By Sandeep Chaudhary
Kathmandu Valley Inflation Hits 2.26%: Food Prices Fall, Services Surge Nearly 4%

The latest Consumer Price Index (CPI) data for July–August 2025/26 shows that Kathmandu Valley’s overall inflation rose by 2.26% year-on-year, climbing from 102.61 in the same month of the previous year to 104.93. On a month-to-month basis, inflation also increased by 0.70% compared to June–July 2025, confirming that the capital region continues to face rising living costs despite cheaper food prices.
A closer look reveals a clear divergence between food and non-food components. The Food and Beverage category (27.21% weight) registered a -2.10% decline year-on-year, dropping from 105.22 to 103.02. This indicates that food prices have eased, particularly in vegetables, cereals, and some seasonal agricultural items, providing partial relief for households. However, this decline in food costs was not enough to counter the upward momentum from services and non-food expenses.

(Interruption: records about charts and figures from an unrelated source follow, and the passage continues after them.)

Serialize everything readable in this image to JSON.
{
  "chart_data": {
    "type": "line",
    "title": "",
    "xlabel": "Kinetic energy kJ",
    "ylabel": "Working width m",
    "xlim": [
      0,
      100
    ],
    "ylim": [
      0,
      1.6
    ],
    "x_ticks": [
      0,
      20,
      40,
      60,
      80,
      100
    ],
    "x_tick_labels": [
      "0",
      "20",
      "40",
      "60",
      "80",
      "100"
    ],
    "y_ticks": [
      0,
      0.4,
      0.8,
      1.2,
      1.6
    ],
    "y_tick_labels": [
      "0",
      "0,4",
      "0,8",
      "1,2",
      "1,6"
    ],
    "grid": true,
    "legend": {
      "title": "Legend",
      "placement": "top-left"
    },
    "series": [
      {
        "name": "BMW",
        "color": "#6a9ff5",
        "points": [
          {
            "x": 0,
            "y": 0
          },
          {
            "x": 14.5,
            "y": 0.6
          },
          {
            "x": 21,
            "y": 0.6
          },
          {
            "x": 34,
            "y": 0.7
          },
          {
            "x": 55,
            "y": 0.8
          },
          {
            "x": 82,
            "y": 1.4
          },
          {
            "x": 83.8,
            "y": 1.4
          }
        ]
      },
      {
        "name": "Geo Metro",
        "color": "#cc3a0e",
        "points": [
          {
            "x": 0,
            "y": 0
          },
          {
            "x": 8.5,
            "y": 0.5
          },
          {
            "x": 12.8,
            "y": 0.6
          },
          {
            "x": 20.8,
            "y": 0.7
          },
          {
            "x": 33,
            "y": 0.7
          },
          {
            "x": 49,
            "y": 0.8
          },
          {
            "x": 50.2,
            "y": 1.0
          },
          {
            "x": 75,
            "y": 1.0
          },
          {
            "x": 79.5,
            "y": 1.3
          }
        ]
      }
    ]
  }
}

The Non-food and Services category (72.79% weight) emerged as the key driver of inflation, with prices surging 3.95% year-on-year, from 101.63 to 105.64. Rising expenses in housing rents, utilities, health, education, and personal services have pushed up the cost of living, especially for urban families who rely heavily on such services. The sharp increase highlights that Kathmandu Valley’s inflation is shifting away from being food-driven to being structurally service-driven.
Overall, the data suggests that while Kathmandu households may experience some breathing space in food spending, this benefit is quickly eroded by rising service costs, making daily life more expensive. Policymakers may need to address structural inflation in urban services to protect household purchasing power in the Valley.